Adaptive Sampling
Ideally an approach would be specified in the question that can be applied regardless of the number of answers or the strategies used. This would describe what will be done and how it will be determined whether a given sample size is sufficient. This should allow the sample size to be varied based on the results, rather than trying to infer an ideal size from the number and type of answers.
If a perfect result cannot be obtained, this can be acknowledged by showing joint nth place rather than a potentially incorrect leaderboard order.
Example approach (for all against all games)
For an all against all game, run N games and record the result. Run another N games and compare the result with the first. If they differ, run another 2N games and compare the result with the first 2N. Continue doubling until the results match.
Using this approach to obtain a strictly ordered leaderboard (no joint nth place) is likely to require a very large number of games, especially if there are a large number of players and where there are two or more similarly matched players. To keep the required number of games manageable, the strictness can be compromised in some way.
If only the winner is important, then the process can simply be repeated until 1st place is consistent, and any differences below that can be converted into joint places. Alternatively the process can be continued until any joint places only include 2 players (so there are not 3 or more players joint nth place).
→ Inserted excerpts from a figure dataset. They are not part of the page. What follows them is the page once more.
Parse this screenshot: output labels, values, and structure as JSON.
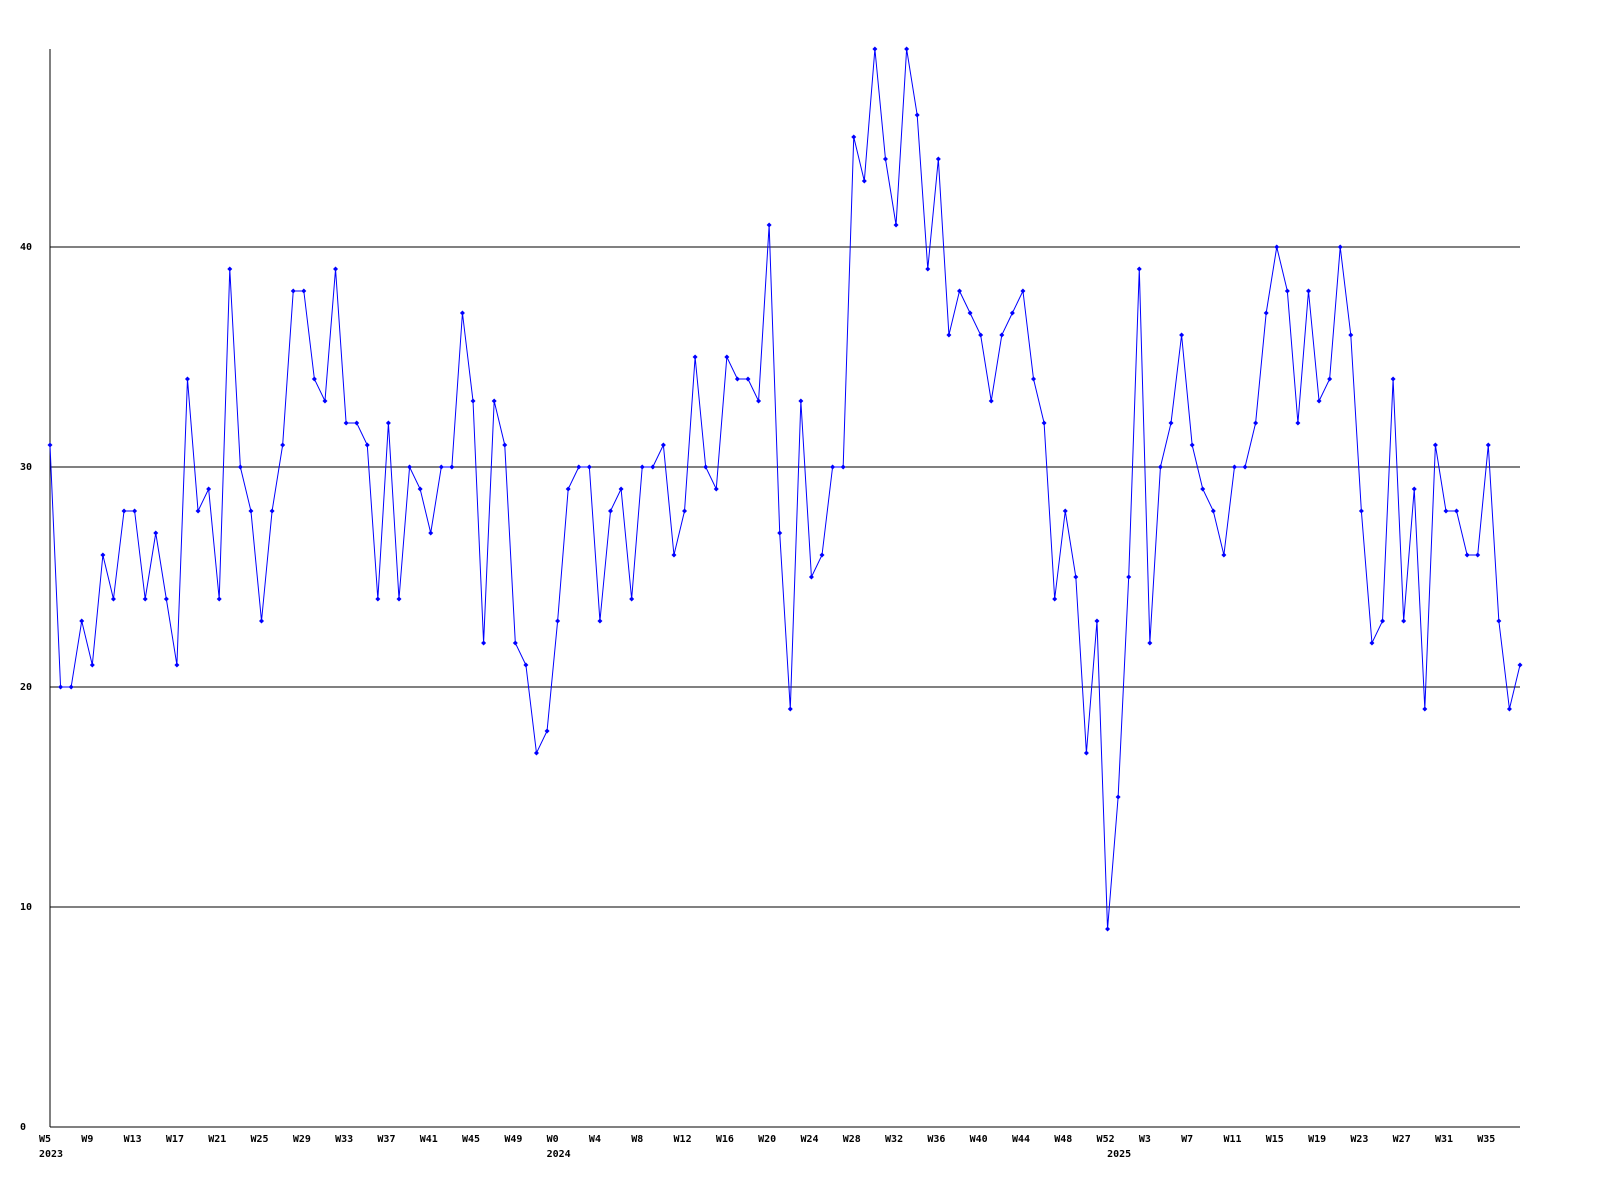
{
  "chart_data": {
    "type": "line",
    "categories": [
      "W5",
      null,
      null,
      null,
      "W9",
      null,
      null,
      null,
      "W13",
      null,
      null,
      null,
      "W17",
      null,
      null,
      null,
      "W21",
      null,
      null,
      null,
      "W25",
      null,
      null,
      null,
      "W29",
      null,
      null,
      null,
      "W33",
      null,
      null,
      null,
      "W37",
      null,
      null,
      null,
      "W41",
      null,
      null,
      null,
      "W45",
      null,
      null,
      null,
      "W49",
      null,
      null,
      null,
      "W0",
      null,
      null,
      null,
      "W4",
      null,
      null,
      null,
      "W8",
      null,
      null,
      null,
      "W12",
      null,
      null,
      null,
      "W16",
      null,
      null,
      null,
      "W20",
      null,
      null,
      null,
      "W24",
      null,
      null,
      null,
      "W28",
      null,
      null,
      null,
      "W32",
      null,
      null,
      null,
      "W36",
      null,
      null,
      null,
      "W40",
      null,
      null,
      null,
      "W44",
      null,
      null,
      null,
      "W48",
      null,
      null,
      null,
      "W52",
      null,
      null,
      null,
      "W3",
      null,
      null,
      null,
      "W7",
      null,
      null,
      null,
      "W11",
      null,
      null,
      null,
      "W15",
      null,
      null,
      null,
      "W19",
      null,
      null,
      null,
      "W23",
      null,
      null,
      null,
      "W27",
      null,
      null,
      null,
      "W31",
      null,
      null,
      null,
      "W35",
      null,
      null,
      null
    ],
    "category_years": [
      "2023",
      null,
      null,
      null,
      null,
      null,
      null,
      null,
      null,
      null,
      null,
      null,
      null,
      null,
      null,
      null,
      null,
      null,
      null,
      null,
      null,
      null,
      null,
      null,
      null,
      null,
      null,
      null,
      null,
      null,
      null,
      null,
      null,
      null,
      null,
      null,
      null,
      null,
      null,
      null,
      null,
      null,
      null,
      null,
      null,
      null,
      null,
      null,
      "2024",
      null,
      null,
      null,
      null,
      null,
      null,
      null,
      null,
      null,
      null,
      null,
      null,
      null,
      null,
      null,
      null,
      null,
      null,
      null,
      null,
      null,
      null,
      null,
      null,
      null,
      null,
      null,
      null,
      null,
      null,
      null,
      null,
      null,
      null,
      null,
      null,
      null,
      null,
      null,
      null,
      null,
      null,
      null,
      null,
      null,
      null,
      null,
      null,
      null,
      null,
      null,
      null,
      "2025",
      null,
      null,
      null,
      null,
      null,
      null,
      null,
      null,
      null,
      null,
      null,
      null,
      null,
      null,
      null,
      null,
      null,
      null,
      null,
      null,
      null,
      null,
      null,
      null,
      null,
      null,
      null,
      null,
      null,
      null,
      null,
      null,
      null,
      null,
      null,
      null,
      null,
      null
    ],
    "values": [
      31,
      20,
      20,
      23,
      21,
      26,
      24,
      28,
      28,
      24,
      27,
      24,
      21,
      34,
      28,
      29,
      24,
      39,
      30,
      28,
      23,
      28,
      31,
      38,
      38,
      34,
      33,
      39,
      32,
      32,
      31,
      24,
      32,
      24,
      30,
      29,
      27,
      30,
      30,
      37,
      33,
      22,
      33,
      31,
      22,
      21,
      17,
      18,
      23,
      29,
      30,
      30,
      23,
      28,
      29,
      24,
      30,
      30,
      31,
      26,
      28,
      35,
      30,
      29,
      35,
      34,
      34,
      33,
      41,
      27,
      19,
      33,
      25,
      26,
      30,
      30,
      45,
      43,
      49,
      44,
      41,
      49,
      46,
      39,
      44,
      36,
      38,
      37,
      36,
      33,
      36,
      37,
      38,
      34,
      32,
      24,
      28,
      25,
      17,
      23,
      9,
      15,
      25,
      39,
      22,
      30,
      32,
      36,
      31,
      29,
      28,
      26,
      30,
      30,
      32,
      37,
      40,
      38,
      32,
      38,
      33,
      34,
      40,
      36,
      28,
      22,
      23,
      34,
      23,
      29,
      19,
      31,
      28,
      28,
      26,
      26,
      31,
      23,
      19,
      21
    ],
    "color": "#0000ff",
    "ylim": [
      0,
      49
    ],
    "yticks": [
      0,
      10,
      20,
      30,
      40
    ],
    "grid": true
  }
}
As the time required will increase as new answers come in, the question poster may choose a hybrid approach, where there is a maximum number of games. This way early leaderboards will be strictly ordered, and later leaderboards will have an upper limit on the time required, but may have joint places.
A faster equivalent
With the approach described, doubling the number of games each time the first half doesn't match the second half, the worst case is that 2M+1 games are required for an accurate ordering, in which case this approach will require 2M+1 games. If instead only 2 extra games are played each time, then the worst case will require 2M+2 games (roughly half as many) and be equivalent in the best case.
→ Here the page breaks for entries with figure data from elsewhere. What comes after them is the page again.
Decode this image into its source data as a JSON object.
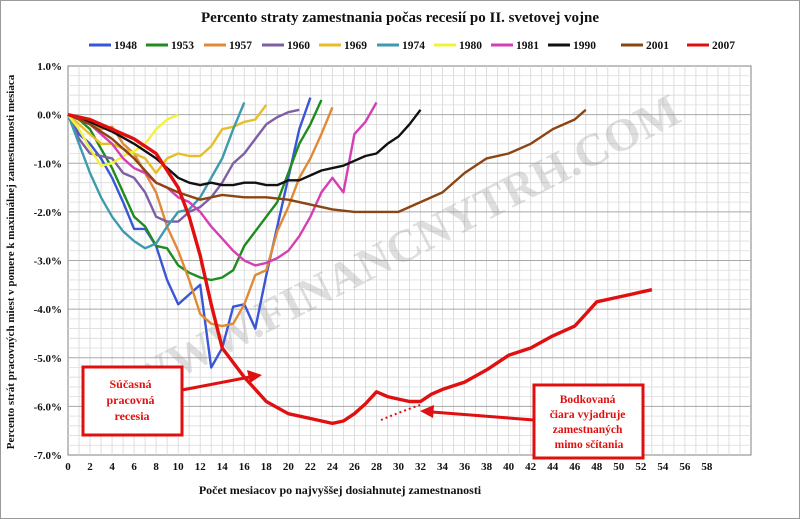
{
  "chart_data": {
    "type": "line",
    "title": "Percento straty zamestnania počas recesií po II. svetovej vojne",
    "xlabel": "Počet mesiacov po najvyššej dosiahnutej zamestnanosti",
    "ylabel": "Percento strát pracovných miest  v pomere k maximálnej zamestnanosti mesiaca",
    "xlim": [
      0,
      62
    ],
    "ylim": [
      -7.0,
      1.0
    ],
    "x_ticks": [
      "0",
      "2",
      "4",
      "6",
      "8",
      "10",
      "12",
      "14",
      "16",
      "18",
      "20",
      "22",
      "24",
      "26",
      "28",
      "30",
      "32",
      "34",
      "36",
      "38",
      "40",
      "42",
      "44",
      "46",
      "48",
      "50",
      "52",
      "54",
      "56",
      "58"
    ],
    "y_ticks": [
      "1.0%",
      "0.0%",
      "-1.0%",
      "-2.0%",
      "-3.0%",
      "-4.0%",
      "-5.0%",
      "-6.0%",
      "-7.0%"
    ],
    "grid": true,
    "legend_position": "top",
    "watermark": "WWW.FINANCNYTRH.COM",
    "series": [
      {
        "name": "1948",
        "color": "#3a55d8",
        "x": [
          0,
          1,
          2,
          3,
          4,
          5,
          6,
          7,
          8,
          9,
          10,
          11,
          12,
          13,
          14,
          15,
          16,
          17,
          18,
          19,
          20,
          21,
          22
        ],
        "y": [
          0,
          -0.4,
          -0.6,
          -0.9,
          -1.3,
          -1.8,
          -2.35,
          -2.35,
          -2.7,
          -3.4,
          -3.9,
          -3.7,
          -3.5,
          -5.2,
          -4.8,
          -3.95,
          -3.9,
          -4.4,
          -3.3,
          -2.3,
          -1.3,
          -0.3,
          0.35
        ]
      },
      {
        "name": "1953",
        "color": "#1e8c1e",
        "x": [
          0,
          1,
          2,
          3,
          4,
          5,
          6,
          7,
          8,
          9,
          10,
          11,
          12,
          13,
          14,
          15,
          16,
          17,
          18,
          19,
          20,
          21,
          22,
          23
        ],
        "y": [
          0,
          -0.1,
          -0.3,
          -0.7,
          -1.1,
          -1.6,
          -2.1,
          -2.3,
          -2.7,
          -2.75,
          -3.1,
          -3.25,
          -3.35,
          -3.4,
          -3.35,
          -3.2,
          -2.7,
          -2.4,
          -2.1,
          -1.8,
          -1.2,
          -0.6,
          -0.2,
          0.3
        ]
      },
      {
        "name": "1957",
        "color": "#e08a38",
        "x": [
          0,
          1,
          2,
          3,
          4,
          5,
          6,
          7,
          8,
          9,
          10,
          11,
          12,
          13,
          14,
          15,
          16,
          17,
          18,
          19,
          20,
          21,
          22,
          23,
          24
        ],
        "y": [
          0,
          -0.1,
          -0.2,
          -0.3,
          -0.25,
          -0.6,
          -0.8,
          -1.2,
          -1.6,
          -2.3,
          -2.8,
          -3.4,
          -4.1,
          -4.3,
          -4.35,
          -4.3,
          -3.9,
          -3.3,
          -3.2,
          -2.4,
          -1.9,
          -1.3,
          -0.9,
          -0.4,
          0.15
        ]
      },
      {
        "name": "1960",
        "color": "#7d5fa6",
        "x": [
          0,
          1,
          2,
          3,
          4,
          5,
          6,
          7,
          8,
          9,
          10,
          11,
          12,
          13,
          14,
          15,
          16,
          17,
          18,
          19,
          20,
          21
        ],
        "y": [
          0,
          -0.5,
          -0.8,
          -0.85,
          -0.9,
          -1.2,
          -1.3,
          -1.6,
          -2.1,
          -2.2,
          -2.2,
          -2.0,
          -1.9,
          -1.7,
          -1.4,
          -1.0,
          -0.8,
          -0.5,
          -0.2,
          -0.05,
          0.05,
          0.1
        ]
      },
      {
        "name": "1969",
        "color": "#e8be28",
        "x": [
          0,
          1,
          2,
          3,
          4,
          5,
          6,
          7,
          8,
          9,
          10,
          11,
          12,
          13,
          14,
          15,
          16,
          17,
          18
        ],
        "y": [
          0,
          -0.2,
          -0.4,
          -0.6,
          -0.6,
          -0.7,
          -0.8,
          -0.9,
          -1.2,
          -0.9,
          -0.8,
          -0.85,
          -0.85,
          -0.65,
          -0.3,
          -0.25,
          -0.15,
          -0.1,
          0.2
        ]
      },
      {
        "name": "1974",
        "color": "#3f9aae",
        "x": [
          0,
          1,
          2,
          3,
          4,
          5,
          6,
          7,
          8,
          9,
          10,
          11,
          12,
          13,
          14,
          15,
          16
        ],
        "y": [
          0,
          -0.6,
          -1.2,
          -1.7,
          -2.1,
          -2.4,
          -2.6,
          -2.75,
          -2.65,
          -2.3,
          -2.0,
          -1.95,
          -1.7,
          -1.3,
          -0.9,
          -0.3,
          0.25
        ]
      },
      {
        "name": "1980",
        "color": "#f2f23c",
        "x": [
          0,
          1,
          2,
          3,
          4,
          5,
          6,
          7,
          8,
          9,
          10
        ],
        "y": [
          0,
          -0.3,
          -0.7,
          -1.05,
          -1.0,
          -0.85,
          -0.75,
          -0.6,
          -0.3,
          -0.1,
          0.0
        ]
      },
      {
        "name": "1981",
        "color": "#d43fb4",
        "x": [
          0,
          1,
          2,
          3,
          4,
          5,
          6,
          7,
          8,
          9,
          10,
          11,
          12,
          13,
          14,
          15,
          16,
          17,
          18,
          19,
          20,
          21,
          22,
          23,
          24,
          25,
          26,
          27,
          28
        ],
        "y": [
          0,
          -0.1,
          -0.2,
          -0.4,
          -0.6,
          -0.9,
          -1.1,
          -1.2,
          -1.4,
          -1.5,
          -1.7,
          -1.8,
          -2.0,
          -2.3,
          -2.55,
          -2.8,
          -3.0,
          -3.1,
          -3.05,
          -2.95,
          -2.8,
          -2.5,
          -2.1,
          -1.6,
          -1.3,
          -1.6,
          -0.4,
          -0.15,
          0.25
        ]
      },
      {
        "name": "1990",
        "color": "#111111",
        "x": [
          0,
          2,
          4,
          6,
          8,
          10,
          11,
          12,
          13,
          14,
          15,
          16,
          17,
          18,
          19,
          20,
          21,
          22,
          23,
          24,
          25,
          26,
          27,
          28,
          29,
          30,
          31,
          32
        ],
        "y": [
          0,
          -0.15,
          -0.35,
          -0.6,
          -0.9,
          -1.3,
          -1.4,
          -1.45,
          -1.4,
          -1.45,
          -1.45,
          -1.4,
          -1.4,
          -1.45,
          -1.45,
          -1.35,
          -1.35,
          -1.25,
          -1.15,
          -1.1,
          -1.05,
          -0.95,
          -0.85,
          -0.8,
          -0.6,
          -0.45,
          -0.2,
          0.1
        ]
      },
      {
        "name": "2001",
        "color": "#8b4513",
        "x": [
          0,
          2,
          4,
          6,
          8,
          10,
          12,
          14,
          16,
          18,
          20,
          22,
          24,
          26,
          28,
          30,
          32,
          34,
          36,
          38,
          40,
          42,
          44,
          46,
          47
        ],
        "y": [
          0,
          -0.2,
          -0.5,
          -0.9,
          -1.4,
          -1.6,
          -1.75,
          -1.65,
          -1.7,
          -1.7,
          -1.75,
          -1.85,
          -1.95,
          -2.0,
          -2.0,
          -2.0,
          -1.8,
          -1.6,
          -1.2,
          -0.9,
          -0.8,
          -0.6,
          -0.3,
          -0.1,
          0.1
        ]
      },
      {
        "name": "2007",
        "color": "#e01010",
        "x": [
          0,
          2,
          4,
          6,
          8,
          10,
          11,
          12,
          13,
          14,
          16,
          18,
          20,
          22,
          24,
          25,
          26,
          27,
          28,
          29,
          30,
          31,
          32,
          33,
          34,
          36,
          38,
          40,
          42,
          44,
          46,
          47,
          48,
          50,
          53
        ],
        "y": [
          0,
          -0.1,
          -0.3,
          -0.5,
          -0.8,
          -1.5,
          -2.1,
          -2.9,
          -3.9,
          -4.8,
          -5.4,
          -5.9,
          -6.15,
          -6.25,
          -6.35,
          -6.3,
          -6.15,
          -5.95,
          -5.7,
          -5.8,
          -5.85,
          -5.9,
          -5.9,
          -5.75,
          -5.65,
          -5.5,
          -5.25,
          -4.95,
          -4.8,
          -4.55,
          -4.35,
          -4.1,
          -3.85,
          -3.75,
          -3.6
        ]
      }
    ],
    "annotations": [
      {
        "id": "current",
        "lines": [
          "Súčasná",
          "pracovná",
          "recesia"
        ]
      },
      {
        "id": "dotted",
        "lines": [
          "Bodkovaná",
          "čiara vyjadruje",
          "zamestnaných",
          "mimo sčítania"
        ]
      }
    ]
  }
}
So the approach is to play 2N games, and if the first N do not match the last N, play an additional 2 games. Now if the first N+1 do not match the last N+1, repeat as required. The process can be terminated early with joint places as before.
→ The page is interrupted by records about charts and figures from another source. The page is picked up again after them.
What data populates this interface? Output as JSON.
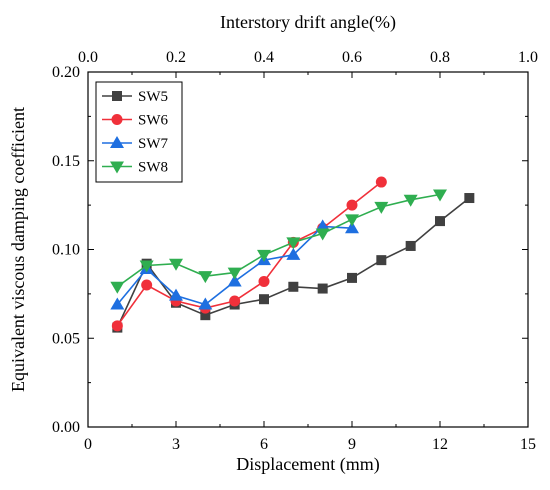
{
  "chart_data": {
    "type": "line",
    "xlabel": "Displacement (mm)",
    "ylabel": "Equivalent viscous damping coefficient",
    "top_xlabel": "Interstory drift angle(%)",
    "xlim": [
      0,
      15
    ],
    "ylim": [
      0.0,
      0.2
    ],
    "top_xlim": [
      0.0,
      1.0
    ],
    "x_ticks": [
      "0",
      "3",
      "6",
      "9",
      "12",
      "15"
    ],
    "y_ticks": [
      "0.00",
      "0.05",
      "0.10",
      "0.15",
      "0.20"
    ],
    "top_x_ticks": [
      "0.0",
      "0.2",
      "0.4",
      "0.6",
      "0.8",
      "1.0"
    ],
    "grid": false,
    "legend_position": "top-left",
    "series": [
      {
        "name": "SW5",
        "color": "#404040",
        "marker": "square",
        "x": [
          1,
          2,
          3,
          4,
          5,
          6,
          7,
          8,
          9,
          10,
          11,
          12,
          13
        ],
        "y": [
          0.056,
          0.092,
          0.07,
          0.063,
          0.069,
          0.072,
          0.079,
          0.078,
          0.084,
          0.094,
          0.102,
          0.116,
          0.129
        ]
      },
      {
        "name": "SW6",
        "color": "#f0303a",
        "marker": "circle",
        "x": [
          1,
          2,
          3,
          4,
          5,
          6,
          7,
          8,
          9,
          10
        ],
        "y": [
          0.057,
          0.08,
          0.071,
          0.067,
          0.071,
          0.082,
          0.104,
          0.112,
          0.125,
          0.138
        ]
      },
      {
        "name": "SW7",
        "color": "#1e6fe0",
        "marker": "triangle-up",
        "x": [
          1,
          2,
          3,
          4,
          5,
          6,
          7,
          8,
          9
        ],
        "y": [
          0.069,
          0.089,
          0.074,
          0.069,
          0.082,
          0.094,
          0.097,
          0.113,
          0.112
        ]
      },
      {
        "name": "SW8",
        "color": "#2fae50",
        "marker": "triangle-down",
        "x": [
          1,
          2,
          3,
          4,
          5,
          6,
          7,
          8,
          9,
          10,
          11,
          12
        ],
        "y": [
          0.079,
          0.091,
          0.092,
          0.085,
          0.087,
          0.097,
          0.104,
          0.109,
          0.117,
          0.124,
          0.128,
          0.131
        ]
      }
    ]
  }
}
Example approach (for pairwise games)
If players are paired up and compete against each other one on one, then N games can be run for each possible pairing, and then compared with another N games each. Only those that do not match need to be repeated, so that the majority of samples will be of closely matched pairs and further time need not be wasted on pairs where there is a clear winner.
Again, after a time limit is reached joint places can be accepted (or joint places can be accepted below 1st place, with more time being allowed if 1st place is still ambiguous).
Start with a reasonably large N
Note that starting with N (the initial number of games) too small will give a high probability of early termination with inaccurate results. For example, starting with N=1, there may be a significant probability of the 2 runs of 1 game having the same outcome, even if that outcome is not the same as the long term average. Starting with a larger N makes it much less likely that both runs will match and be inaccurate.